On a shorter growing variety, untreated plots were 26 inches. Both plant growth regulators only reduced plant height about two inches. As expected, plant growth regulators had minimal effect on shorter growing varieties.

“So far we have seen no negative effects of either chemical at any of the rates we used. For Palisade, the application timing is at growth stage 30-33, or a winter-time application. This may give it more flexibility of application timing,” Thomason says.

“The chemistries are different, but they basically do the same thing. And, so far we have had no problems tank-mixing either material with nitrogen,” the Virginia Tech researcher adds.

A number of seed treatments are used to keep diseases of small grains, including barley, under control. In general, these treatments have been successful in disease management programs. In addition, most popular varieties have genetic resistance to most diseases.

Also in general, these products were developed for cereal crops growing in a significantly different climate than found in the mid-Atlantic states. So, Virginia Tech researchers recently took a look at two of the primary diseases and a different approach to managing them.

Powdery mildew and leaf rust are the primary diseases of barley in the upper Southeast. Keeping these yield-robbing pathogens under control is one key to top barley production.

Virginia Tech researchers, in an effort to get a better understanding of genetic resistance of two popular varieties of barley to leafspot and powdery mildew, tested a hulled (Thoroughbred) and a hull-less (Doyce) variety last year.

Doyce has the best leafspot resistance of any variety in the Virginia Tech program and excellent powdery mildew resistance. Thoroughbred doesn’t have nearly as good resistance, but is a high yielding barley variety.

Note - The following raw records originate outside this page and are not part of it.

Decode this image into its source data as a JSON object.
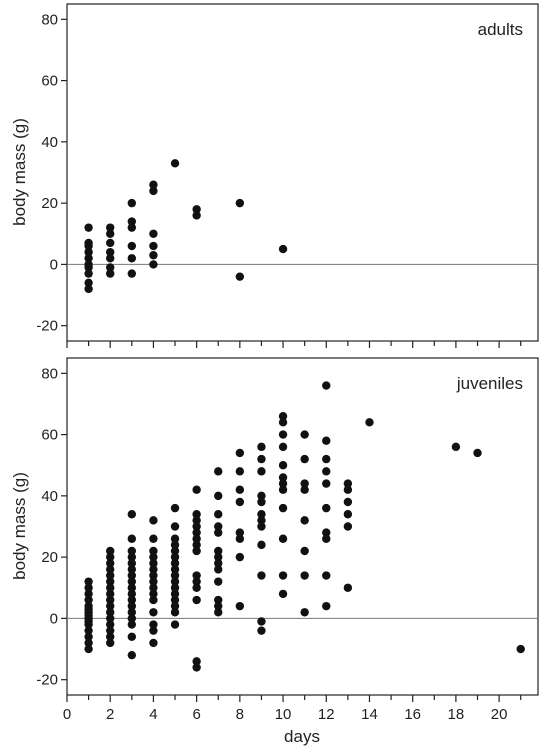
{
  "chart_data": [
    {
      "type": "scatter",
      "label": "adults",
      "ylabel": "body mass (g)",
      "xlabel": "",
      "ylim": [
        -25,
        85
      ],
      "xlim": [
        0,
        21.8
      ],
      "yticks": [
        "-20",
        "0",
        "20",
        "40",
        "60",
        "80"
      ],
      "xtick_labels_shown": false,
      "reference_line_y": 0,
      "points": [
        [
          1,
          12
        ],
        [
          1,
          7
        ],
        [
          1,
          6
        ],
        [
          1,
          4
        ],
        [
          1,
          2
        ],
        [
          1,
          0
        ],
        [
          1,
          -1
        ],
        [
          1,
          -3
        ],
        [
          1,
          -6
        ],
        [
          1,
          -8
        ],
        [
          2,
          12
        ],
        [
          2,
          10
        ],
        [
          2,
          7
        ],
        [
          2,
          4
        ],
        [
          2,
          2
        ],
        [
          2,
          -1
        ],
        [
          2,
          -3
        ],
        [
          3,
          20
        ],
        [
          3,
          14
        ],
        [
          3,
          12
        ],
        [
          3,
          6
        ],
        [
          3,
          2
        ],
        [
          3,
          -3
        ],
        [
          4,
          26
        ],
        [
          4,
          24
        ],
        [
          4,
          10
        ],
        [
          4,
          6
        ],
        [
          4,
          3
        ],
        [
          4,
          0
        ],
        [
          5,
          33
        ],
        [
          6,
          18
        ],
        [
          6,
          16
        ],
        [
          8,
          20
        ],
        [
          8,
          -4
        ],
        [
          10,
          5
        ]
      ]
    },
    {
      "type": "scatter",
      "label": "juveniles",
      "ylabel": "body mass (g)",
      "xlabel": "days",
      "ylim": [
        -25,
        85
      ],
      "xlim": [
        0,
        21.8
      ],
      "yticks": [
        "-20",
        "0",
        "20",
        "40",
        "60",
        "80"
      ],
      "xticks": [
        "0",
        "2",
        "4",
        "6",
        "8",
        "10",
        "12",
        "14",
        "16",
        "18",
        "20"
      ],
      "reference_line_y": 0,
      "points": [
        [
          1,
          12
        ],
        [
          1,
          10
        ],
        [
          1,
          8
        ],
        [
          1,
          6
        ],
        [
          1,
          4
        ],
        [
          1,
          3
        ],
        [
          1,
          2
        ],
        [
          1,
          1
        ],
        [
          1,
          0
        ],
        [
          1,
          -1
        ],
        [
          1,
          -2
        ],
        [
          1,
          -4
        ],
        [
          1,
          -6
        ],
        [
          1,
          -8
        ],
        [
          1,
          -10
        ],
        [
          2,
          22
        ],
        [
          2,
          20
        ],
        [
          2,
          18
        ],
        [
          2,
          16
        ],
        [
          2,
          14
        ],
        [
          2,
          12
        ],
        [
          2,
          10
        ],
        [
          2,
          8
        ],
        [
          2,
          6
        ],
        [
          2,
          4
        ],
        [
          2,
          2
        ],
        [
          2,
          0
        ],
        [
          2,
          -2
        ],
        [
          2,
          -4
        ],
        [
          2,
          -6
        ],
        [
          2,
          -8
        ],
        [
          3,
          34
        ],
        [
          3,
          26
        ],
        [
          3,
          22
        ],
        [
          3,
          20
        ],
        [
          3,
          18
        ],
        [
          3,
          16
        ],
        [
          3,
          14
        ],
        [
          3,
          12
        ],
        [
          3,
          10
        ],
        [
          3,
          8
        ],
        [
          3,
          6
        ],
        [
          3,
          4
        ],
        [
          3,
          2
        ],
        [
          3,
          0
        ],
        [
          3,
          -2
        ],
        [
          3,
          -6
        ],
        [
          3,
          -12
        ],
        [
          4,
          32
        ],
        [
          4,
          26
        ],
        [
          4,
          22
        ],
        [
          4,
          20
        ],
        [
          4,
          18
        ],
        [
          4,
          16
        ],
        [
          4,
          14
        ],
        [
          4,
          12
        ],
        [
          4,
          10
        ],
        [
          4,
          8
        ],
        [
          4,
          6
        ],
        [
          4,
          2
        ],
        [
          4,
          -2
        ],
        [
          4,
          -4
        ],
        [
          4,
          -8
        ],
        [
          5,
          36
        ],
        [
          5,
          30
        ],
        [
          5,
          26
        ],
        [
          5,
          24
        ],
        [
          5,
          22
        ],
        [
          5,
          20
        ],
        [
          5,
          18
        ],
        [
          5,
          16
        ],
        [
          5,
          14
        ],
        [
          5,
          12
        ],
        [
          5,
          10
        ],
        [
          5,
          8
        ],
        [
          5,
          6
        ],
        [
          5,
          4
        ],
        [
          5,
          2
        ],
        [
          5,
          -2
        ],
        [
          6,
          42
        ],
        [
          6,
          34
        ],
        [
          6,
          32
        ],
        [
          6,
          30
        ],
        [
          6,
          28
        ],
        [
          6,
          26
        ],
        [
          6,
          24
        ],
        [
          6,
          22
        ],
        [
          6,
          14
        ],
        [
          6,
          12
        ],
        [
          6,
          10
        ],
        [
          6,
          6
        ],
        [
          6,
          -14
        ],
        [
          6,
          -16
        ],
        [
          7,
          48
        ],
        [
          7,
          40
        ],
        [
          7,
          34
        ],
        [
          7,
          30
        ],
        [
          7,
          28
        ],
        [
          7,
          22
        ],
        [
          7,
          20
        ],
        [
          7,
          18
        ],
        [
          7,
          16
        ],
        [
          7,
          12
        ],
        [
          7,
          6
        ],
        [
          7,
          4
        ],
        [
          7,
          2
        ],
        [
          8,
          54
        ],
        [
          8,
          48
        ],
        [
          8,
          42
        ],
        [
          8,
          38
        ],
        [
          8,
          28
        ],
        [
          8,
          26
        ],
        [
          8,
          20
        ],
        [
          8,
          4
        ],
        [
          9,
          56
        ],
        [
          9,
          52
        ],
        [
          9,
          48
        ],
        [
          9,
          40
        ],
        [
          9,
          38
        ],
        [
          9,
          34
        ],
        [
          9,
          32
        ],
        [
          9,
          30
        ],
        [
          9,
          24
        ],
        [
          9,
          14
        ],
        [
          9,
          -1
        ],
        [
          9,
          -4
        ],
        [
          10,
          66
        ],
        [
          10,
          64
        ],
        [
          10,
          60
        ],
        [
          10,
          56
        ],
        [
          10,
          50
        ],
        [
          10,
          46
        ],
        [
          10,
          44
        ],
        [
          10,
          42
        ],
        [
          10,
          36
        ],
        [
          10,
          26
        ],
        [
          10,
          14
        ],
        [
          10,
          8
        ],
        [
          11,
          60
        ],
        [
          11,
          52
        ],
        [
          11,
          44
        ],
        [
          11,
          42
        ],
        [
          11,
          32
        ],
        [
          11,
          22
        ],
        [
          11,
          14
        ],
        [
          11,
          2
        ],
        [
          12,
          76
        ],
        [
          12,
          58
        ],
        [
          12,
          52
        ],
        [
          12,
          48
        ],
        [
          12,
          44
        ],
        [
          12,
          36
        ],
        [
          12,
          28
        ],
        [
          12,
          26
        ],
        [
          12,
          14
        ],
        [
          12,
          4
        ],
        [
          13,
          44
        ],
        [
          13,
          42
        ],
        [
          13,
          38
        ],
        [
          13,
          34
        ],
        [
          13,
          30
        ],
        [
          13,
          10
        ],
        [
          14,
          64
        ],
        [
          18,
          56
        ],
        [
          19,
          54
        ],
        [
          21,
          -10
        ]
      ]
    }
  ]
}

Typically, neither disease is a big problem in the fall and winter, but become a problem as seed treatment fungicides begin to break down in the spring.

In the Virginia Tech tests, at the Eastern Virginia Agricultural Research and Extension Center, Baytan, a flowable fungicide commonly used to manage cotton diseases, was applied to barley.

In plots with no seed treatment, the fungicide was applied after the plots were rated at 6 and 7 (9.0 being the worst rate of infection). After the fungicide application, the same plots were rated at 0 and 1.

 “We know the fungicide will work. How well it will fit for our growers, we don’t know yet,” says Thomason.

Killing weeds that impact the yield of barley and other small grains in the upper Southeast is relatively easy, compared to summer crops. However, managing weeds economically from fall planting until late spring harvest can be a challenge.